Let’s say you have $50,000 to spend on advertising and marketing. Along comes the yellow pages rep with the news that the yellow pages is moving to four color double truck ads that cost $4,000 a month.
If you go with the double truck, you’ll be left with a whopping $2,000 for the rest of your advertising throughout the year. Goodbye home show. Goodbye direct mail. Goodbye newspapers.
The true cost of the double truck yellow pages ad is not just the cost of the ad itself, it’s the cost of the missed opportunities from giving up your other marketing. If you buy the yellow pages ad, the additional calls you will receive must be more than the calls you would get from the other marketing efforts you could use.
Conversely, if you get mad at the yellow pages rep’s smug attempt at blackmail and downsize your ad, resolving to put the yellow pages savings into other marketing, you’ve still got an opportunity cost to consider.
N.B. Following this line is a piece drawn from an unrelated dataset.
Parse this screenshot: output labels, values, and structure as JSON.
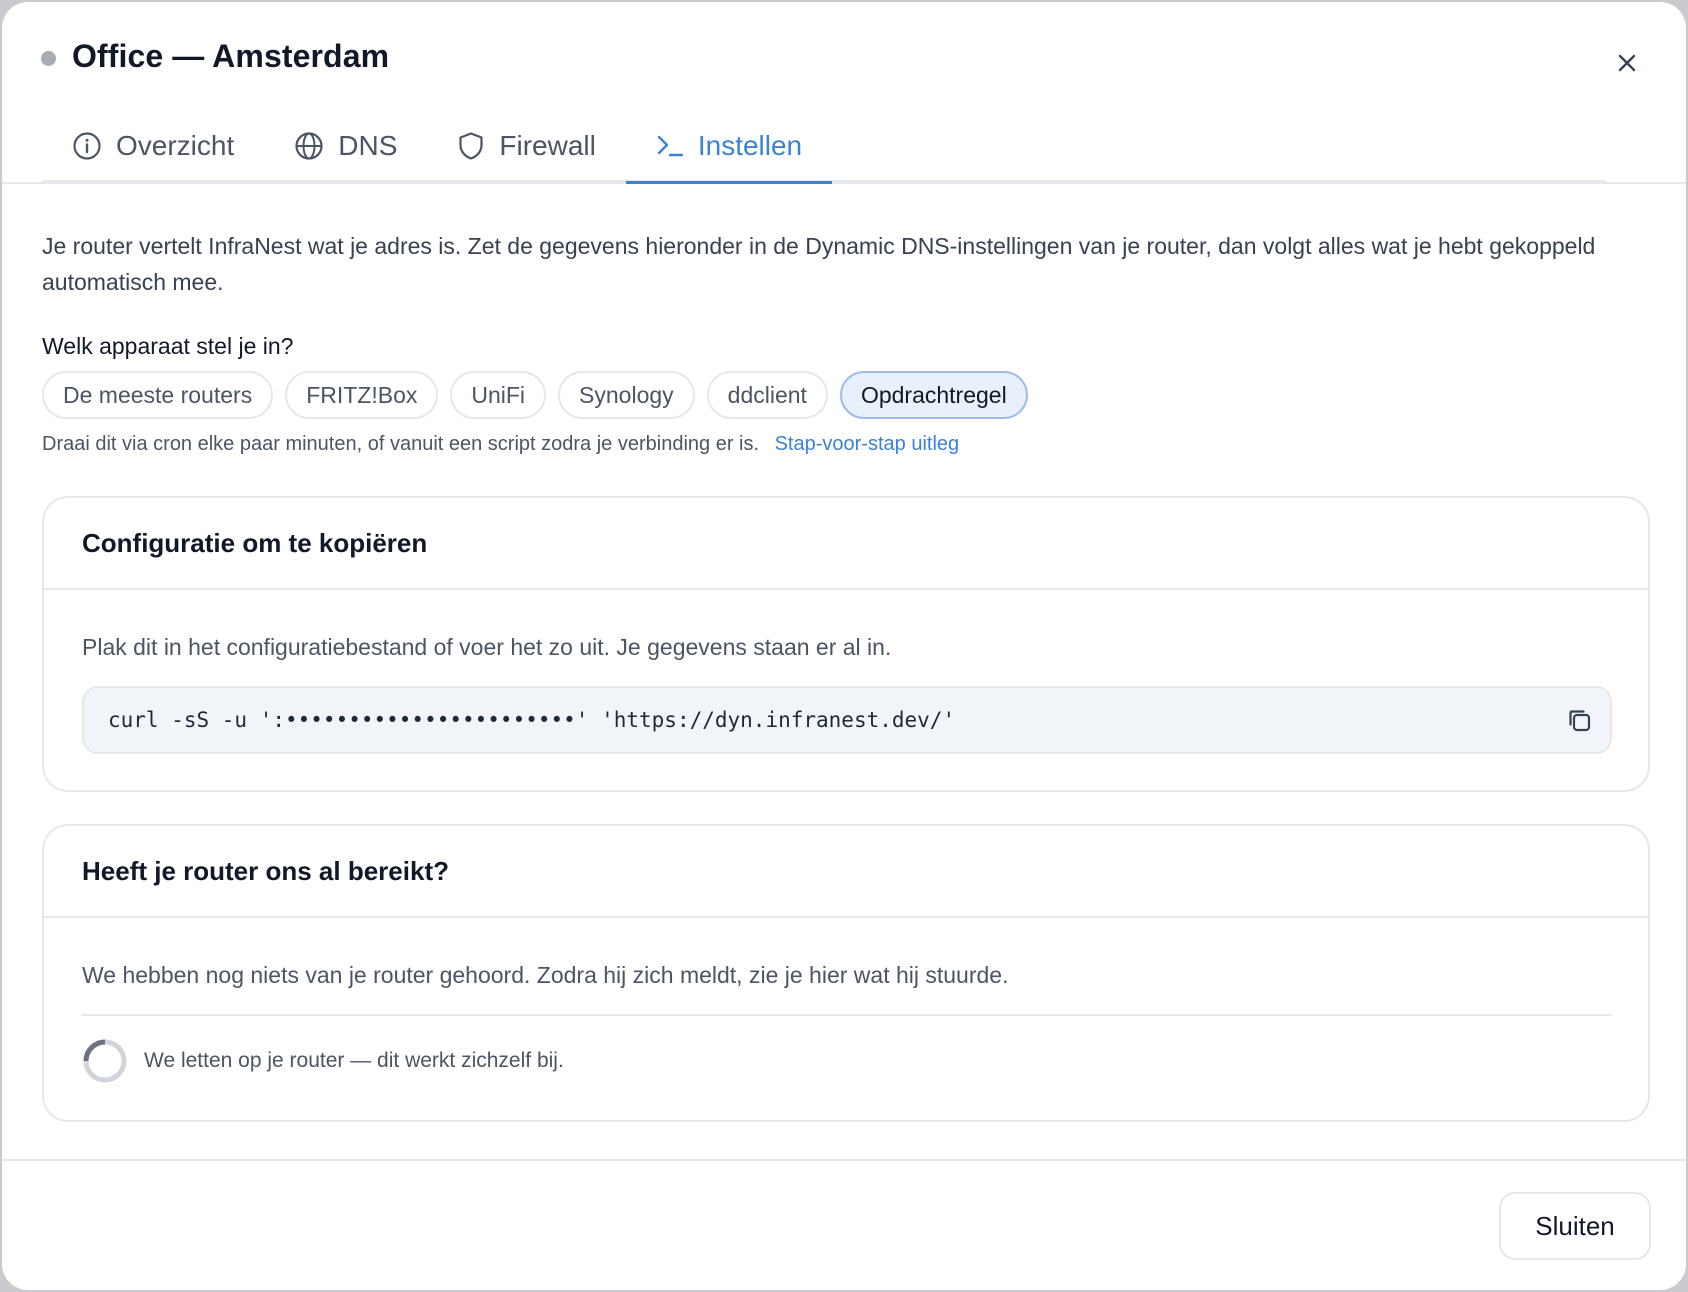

This time, it’s the opportunity cost of the yellow pages. This is the cost of the calls you might lose from downsizing your ad versus keeping it the same or going with the double truck.
Opportunity cost shows up in other areas. For example, you run a plumbing company and decide to expand into carpet cleaning. It seems like easy money. The business is similar, but the licensing and technician pay is less.
Before you jump into the business, however, you must consider the opportunity cost to your existing business. By focusing on the carpet cleaning business, you will be taking your eye off your plumbing business. Plumbing will inevitably suffer. Even if it continues to grow, it will suffer because it will probably not grow as fast.
There’s also the opportunity cost of putting money into the carpet cleaning business instead of investing in the plumbing business. You still might decide to launch the carpet cleaning division, but you should do it with eyes open, giving due consideration to the opportunity cost.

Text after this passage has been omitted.